What is the purpose/difference of the Feature class over Shape


This question is for the package AzureMapsControl.Components (which is a lightweight wrapper over Azure Maps. This package has the class Feature that is sometimes used instead of Shape? I don't see any equivalent to Feature in Azure Maps - so what is this exactly? When would you use it instead of Shape?

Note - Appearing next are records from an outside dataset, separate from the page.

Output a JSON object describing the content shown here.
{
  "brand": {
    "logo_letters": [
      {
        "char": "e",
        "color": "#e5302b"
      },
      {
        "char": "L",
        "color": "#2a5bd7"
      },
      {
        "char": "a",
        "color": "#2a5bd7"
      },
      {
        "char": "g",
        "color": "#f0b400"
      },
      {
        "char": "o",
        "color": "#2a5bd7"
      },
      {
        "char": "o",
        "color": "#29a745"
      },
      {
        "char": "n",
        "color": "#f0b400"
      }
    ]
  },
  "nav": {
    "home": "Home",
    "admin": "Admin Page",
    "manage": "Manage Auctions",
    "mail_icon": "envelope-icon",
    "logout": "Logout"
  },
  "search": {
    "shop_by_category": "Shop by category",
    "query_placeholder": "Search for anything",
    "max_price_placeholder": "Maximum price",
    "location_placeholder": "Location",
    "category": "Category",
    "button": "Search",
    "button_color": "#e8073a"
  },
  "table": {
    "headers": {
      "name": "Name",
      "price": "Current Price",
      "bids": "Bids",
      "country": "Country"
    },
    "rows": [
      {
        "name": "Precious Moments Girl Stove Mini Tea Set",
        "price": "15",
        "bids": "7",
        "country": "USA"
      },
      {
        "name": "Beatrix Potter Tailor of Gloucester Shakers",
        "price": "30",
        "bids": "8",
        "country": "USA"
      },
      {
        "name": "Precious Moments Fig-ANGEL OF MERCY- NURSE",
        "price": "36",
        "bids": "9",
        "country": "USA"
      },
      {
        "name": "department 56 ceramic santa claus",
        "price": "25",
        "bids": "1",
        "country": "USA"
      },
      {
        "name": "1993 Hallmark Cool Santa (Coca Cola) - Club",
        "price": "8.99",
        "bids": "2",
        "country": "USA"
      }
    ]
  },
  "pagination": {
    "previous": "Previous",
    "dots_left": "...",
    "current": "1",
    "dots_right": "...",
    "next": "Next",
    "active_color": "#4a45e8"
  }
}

The main difference I see is Feature has a BoundingBox, which is another class with no matching class I can find in Azure Maps.


Solution

  • Azure Maps does have Features and Shapes. Azure Maps wraps MapLibre (based on an open-source version of Mapbox). It's a powerful map rendering library that leverages open data formats (primarily GeoJSON), but the API itself is pretty low level (has the tools you need, but requires a lot more work for common scenarios). In particular, it seems like the original scenario Mapbox targeted was for users to load all the data they needed on map load and not to update it afterwards (excluding tile data sets). There is tools to update the data in the map, but it requires reloading all of the data each time there is a data update and it can be a lot of work to get this managed correctly in larger apps. Azure Maps focused more on enabling common developer scenarios and wrapped these lower-level tools accordingly to make it easier to accomplish these tasks. A feature in Azure Maps is a raw GeoJSON object and has no methods or bindings on it. If you add a feature to the map and then modify a property on the feature, the map does not update. Azure Maps added the Shape class that wraps a GeoJSON feature and enables binding. If you change any property on the shape, the map/data source will update accordingly. There are also built-in optimizations to throttle the updates when a user updates many shapes within a loop. A DataSource can take in combination feature or shape objects. The DataSource will wrap all features it receives as a shape and you can get these from the data source if you want to make updates. Outside of the DataSource class Azure Maps tries to leverage GeoJSON for most other things, such as bounding boxes which represent an area but are not a shape (these generally are not rendered in GIS platforms, but Azure Maps does have a helper method to convert a bounding box into a polygon if needed (atlas.math.boundingBoxToPolygon). The maps camera uses GeoJSON positions and bounding box objects.

    Some important notes:

    • When clustering is enabled in a DataSource, clusters are Feature types only since they are not something you can modify and is managed directly by the map. This means that if you attach an event to a layer that has both points and clusters in it (usually these are separated, but don't have to be), the event object's shapes property will potentially have an array of both feature and shape objects, so you need to test to see if they are a shape object and handle each type accordingly (e.g. if e.shapes[0] instanceOf atlas.Shape).
    • Data in vector tiles can't be modified in the map app (you can only customize how they are displayed). As such, the internal data is only of type feature. If you add events to a layer that connects to a vector tile layer, the "shapes" in the event object will only be features.